France Poitiers eglise saint Hilaire le Grand

 

AL’Eglise saint-Hilaire le Grand est un monument roman, construit sur le chemin de Saint-Jacques, il est situé à l’écart du centre ville de Poitiers. La décoration intérieure de l’édifice est riche : peintures, chapiteau sculptés, corniches décorées.

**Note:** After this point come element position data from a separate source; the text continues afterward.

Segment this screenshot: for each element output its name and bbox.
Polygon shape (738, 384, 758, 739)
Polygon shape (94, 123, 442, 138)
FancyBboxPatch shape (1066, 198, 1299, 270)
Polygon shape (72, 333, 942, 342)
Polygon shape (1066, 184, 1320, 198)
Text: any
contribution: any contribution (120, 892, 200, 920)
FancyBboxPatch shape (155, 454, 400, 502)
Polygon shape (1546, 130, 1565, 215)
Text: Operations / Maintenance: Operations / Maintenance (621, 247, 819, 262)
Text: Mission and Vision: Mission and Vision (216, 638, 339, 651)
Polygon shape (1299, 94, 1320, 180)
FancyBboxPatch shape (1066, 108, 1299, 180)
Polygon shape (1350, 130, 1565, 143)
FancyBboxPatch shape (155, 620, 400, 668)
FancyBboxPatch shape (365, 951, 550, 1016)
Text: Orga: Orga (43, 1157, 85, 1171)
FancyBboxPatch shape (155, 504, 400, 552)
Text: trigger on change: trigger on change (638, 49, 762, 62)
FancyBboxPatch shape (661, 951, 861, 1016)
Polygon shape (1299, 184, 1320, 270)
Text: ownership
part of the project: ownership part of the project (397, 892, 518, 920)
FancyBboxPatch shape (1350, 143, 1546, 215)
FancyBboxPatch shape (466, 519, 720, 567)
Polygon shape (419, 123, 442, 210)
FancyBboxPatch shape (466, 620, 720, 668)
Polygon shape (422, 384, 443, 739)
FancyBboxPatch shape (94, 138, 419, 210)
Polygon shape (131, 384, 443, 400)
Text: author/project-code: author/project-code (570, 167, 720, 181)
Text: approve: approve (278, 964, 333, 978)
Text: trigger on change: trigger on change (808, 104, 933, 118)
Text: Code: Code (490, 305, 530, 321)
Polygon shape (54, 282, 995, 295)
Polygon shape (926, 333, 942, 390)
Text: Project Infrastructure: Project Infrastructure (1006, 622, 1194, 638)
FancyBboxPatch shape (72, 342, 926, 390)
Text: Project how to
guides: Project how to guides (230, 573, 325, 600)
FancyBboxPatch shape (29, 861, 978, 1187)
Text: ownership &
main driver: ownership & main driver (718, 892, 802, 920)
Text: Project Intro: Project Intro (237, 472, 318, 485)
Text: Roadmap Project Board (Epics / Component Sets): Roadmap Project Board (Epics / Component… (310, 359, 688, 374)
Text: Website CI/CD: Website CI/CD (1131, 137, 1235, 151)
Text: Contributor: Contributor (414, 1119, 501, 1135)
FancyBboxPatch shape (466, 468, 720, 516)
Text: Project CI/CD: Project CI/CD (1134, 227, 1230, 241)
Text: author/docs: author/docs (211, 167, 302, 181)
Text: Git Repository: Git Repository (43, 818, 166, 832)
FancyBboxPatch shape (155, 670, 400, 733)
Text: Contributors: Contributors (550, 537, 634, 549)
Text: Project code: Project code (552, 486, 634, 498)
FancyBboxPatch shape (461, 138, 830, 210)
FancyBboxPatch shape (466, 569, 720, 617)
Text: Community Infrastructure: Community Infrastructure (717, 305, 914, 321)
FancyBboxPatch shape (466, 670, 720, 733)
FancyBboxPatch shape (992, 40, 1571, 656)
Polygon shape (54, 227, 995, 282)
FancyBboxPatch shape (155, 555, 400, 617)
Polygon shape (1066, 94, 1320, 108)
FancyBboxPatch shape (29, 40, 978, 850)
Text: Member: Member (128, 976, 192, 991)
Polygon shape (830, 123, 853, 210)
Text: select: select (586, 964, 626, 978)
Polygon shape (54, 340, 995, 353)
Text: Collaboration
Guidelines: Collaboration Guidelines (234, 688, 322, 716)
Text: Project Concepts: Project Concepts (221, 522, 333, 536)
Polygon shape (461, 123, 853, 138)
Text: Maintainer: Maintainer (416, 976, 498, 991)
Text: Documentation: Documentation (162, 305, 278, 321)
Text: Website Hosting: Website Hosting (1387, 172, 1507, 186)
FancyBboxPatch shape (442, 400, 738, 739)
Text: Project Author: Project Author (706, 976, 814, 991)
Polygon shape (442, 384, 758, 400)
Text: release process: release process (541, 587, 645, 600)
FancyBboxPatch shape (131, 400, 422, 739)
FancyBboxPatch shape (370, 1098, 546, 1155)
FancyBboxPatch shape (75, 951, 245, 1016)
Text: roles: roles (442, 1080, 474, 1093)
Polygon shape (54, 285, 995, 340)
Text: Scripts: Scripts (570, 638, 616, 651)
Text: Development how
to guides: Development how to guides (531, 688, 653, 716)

Au XIe siècle l’église était couverte d’une vaste charpente en bois, pour se protéger des incendies, une nouvelle voûte en pierre fut construite. Les architectes partagèrent chaque bas côté d’origine en deux nefs par l’adjonction de piliers centraux venant étayer les voûtes d’arêtes. Ils réalisèrent également des piliers complémentaires de part et d’autre de la nef centrale.  L’église actuelle compte sept vaisseaux. Le chœur et le transept sont surélevés par rapport à la nef, l’effet de balcon est particulièrement saisissant.

 

France Poitiers eglise saint Hilaire le Grand (2)

 

France Poitiers eglise saint Hilaire le Grand (4)

 

France Poitiers eglise saint Hilaire le Grand (3)

 

France Poitiers eglise saint Hilaire le Grand (5)

 

France Poitiers eglise saint Hilaire le Grand (6)

 

Photos: Lankaart (c)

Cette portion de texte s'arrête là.